I have a device that sends data to another device via TCP. When I receive the data and try the Encoding.Unicode.GetString() method on the Byte array, it turns into unreadable text.

Only the first frame of the TCP packet (the preamble in the header) can be converted to text. (sender TCP docs, packet data).

This is my code so far. I have tried encoding as ASCII and there are no results either.

NetworkStream stream = tcpClient.GetStream();
int i;
Byte[] buffer = new Byte[1396];

while ((i = stream.Read(buffer, 0, buffer.Length)) != 0)
{
      data = System.Text.Encoding.Unicode.GetString(buffer, 0, i);
      data = data.ToUpper();
      Console.WriteLine($"Data: {data}");
}

This just prints the same unreadable string seen in the "packet data" link above. Why is this happening? The official device doc says it is encoded in little endian. Am I missing something? I am new in handling TCP data transmission.

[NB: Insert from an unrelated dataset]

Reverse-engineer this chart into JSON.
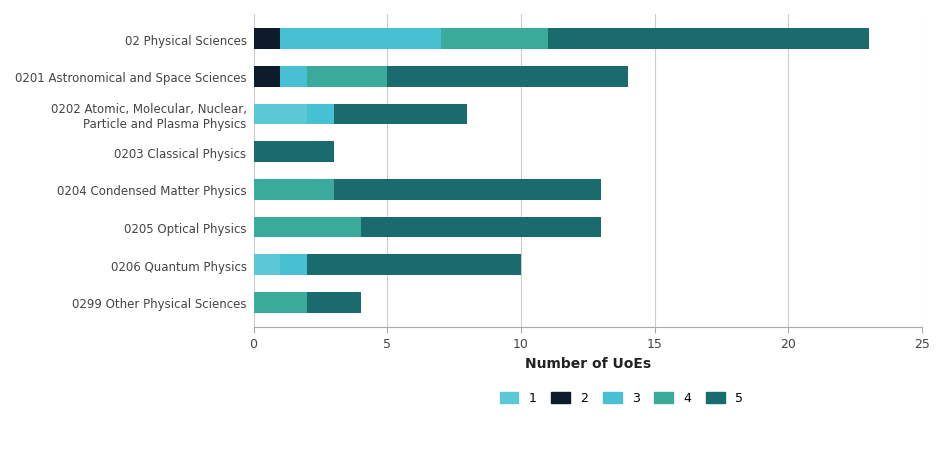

CodePudding user response:

There is nothing in the linked documentation to indicate that there is any textual data at all, with exception for the "preamble", that is a fixed, four letter ascii-string, or an integer with the equivalent value, whatever you prefer.

It specifies a binary header with a bunch of mostly 32-bit integers, followed by a sequence of frames, where each frame has 3 32-bit numbers.

So I would suggest using wrapping your buffer in a memory stream and use BinaryReader to read values, according to the format specification.

Note that network communication typically uses big-endian encoding, but both windows and your device uses little-endian, so you should not have to bother with endianess.